Non tutti, però, appaiono convinti, in chat qualcuno afferma che preferirebbe altri candidati. E l’allora consigliere del Csm Luigi Spina, compagno di corrente di Palamara, avvisa i colleghi riottosi. «Voi mettete uno che rischia di essere ricattato come è stato ricattato Pignatone».
Affermazioni allarmanti, su cui a tutt’oggi non si sa se la Procura di Perugia abbia chiesto chiarimenti al diretto interessato. Mentre ha accertato senza ombra di dubbio che Viola era all’oscuro di tutto. Tanto è vero che, nella medesima circostanza, lo stesso Spina – divenuto frattanto Procuratore facente funzioni di Castrovillari – lo definisce «l’unico che non è ricattabile». Eppure, il nome del Pg del capoluogo toscano viene dato in pasto alle iene dattilografe.
Intanto, lo scandalo travolge il Csm. Cinque consiglieri togati si dimettono, cambiano gli equilibri – e la maggioranza – a Palazzo dei Marescialli.

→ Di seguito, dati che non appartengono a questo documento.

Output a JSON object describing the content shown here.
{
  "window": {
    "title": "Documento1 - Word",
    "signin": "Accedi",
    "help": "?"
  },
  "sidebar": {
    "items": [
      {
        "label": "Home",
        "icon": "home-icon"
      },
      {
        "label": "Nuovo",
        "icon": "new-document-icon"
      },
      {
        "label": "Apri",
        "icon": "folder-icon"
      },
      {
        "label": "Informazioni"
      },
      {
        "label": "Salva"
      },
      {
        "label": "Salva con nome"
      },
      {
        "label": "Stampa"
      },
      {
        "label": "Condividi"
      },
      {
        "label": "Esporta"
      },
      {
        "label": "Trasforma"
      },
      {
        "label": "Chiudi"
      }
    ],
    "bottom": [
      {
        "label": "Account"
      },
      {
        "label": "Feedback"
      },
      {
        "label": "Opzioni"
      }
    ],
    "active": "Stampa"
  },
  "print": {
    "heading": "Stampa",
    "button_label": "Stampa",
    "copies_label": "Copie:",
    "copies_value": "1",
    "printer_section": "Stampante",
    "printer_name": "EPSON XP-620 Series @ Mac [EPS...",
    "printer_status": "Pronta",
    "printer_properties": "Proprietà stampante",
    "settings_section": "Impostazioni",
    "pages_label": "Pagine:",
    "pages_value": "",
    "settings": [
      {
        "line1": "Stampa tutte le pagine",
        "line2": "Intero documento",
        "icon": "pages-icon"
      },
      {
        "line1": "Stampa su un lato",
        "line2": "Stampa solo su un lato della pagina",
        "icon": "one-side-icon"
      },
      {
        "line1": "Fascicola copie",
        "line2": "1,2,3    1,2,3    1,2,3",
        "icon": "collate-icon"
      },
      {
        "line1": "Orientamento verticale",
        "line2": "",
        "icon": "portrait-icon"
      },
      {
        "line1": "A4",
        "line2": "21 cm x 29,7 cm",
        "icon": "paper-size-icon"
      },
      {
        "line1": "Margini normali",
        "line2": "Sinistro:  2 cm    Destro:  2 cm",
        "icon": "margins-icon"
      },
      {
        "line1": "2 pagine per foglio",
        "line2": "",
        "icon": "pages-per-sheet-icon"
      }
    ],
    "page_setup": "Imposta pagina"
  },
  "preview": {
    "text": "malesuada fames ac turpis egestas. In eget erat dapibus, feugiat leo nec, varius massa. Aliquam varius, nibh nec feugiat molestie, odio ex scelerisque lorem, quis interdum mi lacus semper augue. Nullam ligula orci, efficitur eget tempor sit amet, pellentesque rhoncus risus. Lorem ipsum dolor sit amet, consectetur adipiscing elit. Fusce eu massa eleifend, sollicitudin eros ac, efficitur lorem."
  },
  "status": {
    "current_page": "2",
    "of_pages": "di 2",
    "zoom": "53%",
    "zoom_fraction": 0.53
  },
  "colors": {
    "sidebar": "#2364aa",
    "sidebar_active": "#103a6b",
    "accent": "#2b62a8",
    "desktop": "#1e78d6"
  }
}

Nel settembre 2019, il Consiglio Superiore della Magistratura azzera l’iter per la nomina del successore di Pignatone. La quinta commissione torna a votare il 20 gennaio 2020, senza però riuscire a esprimere una preferenza univoca.
Stavolta, l’incolpevole Viola – l’unico non ricattabile – non riceve neppure un voto. La sua esclusione dal ballottaggio spiana la strada a Prestipino. Che il 4 marzo 2020, in piena emergenza coronavirus, dopo dieci mesi da facente funzioni ottiene ufficialmente dal plenum del Csm la nomina a Procuratore di Roma.
Ognuno può naturalmente farsi un’idea sull’intricata vicenda di Magistratopoli, che qui abbiamo solamente cercato di ricostruire. Forse sarebbe esagerato dire, come dopo un famoso scherzo de Il Marchese del Grillo, che «è morta la giustizia».
Certamente, però, siamo di fronte a dei casi amari. O meglio, Pal-amari.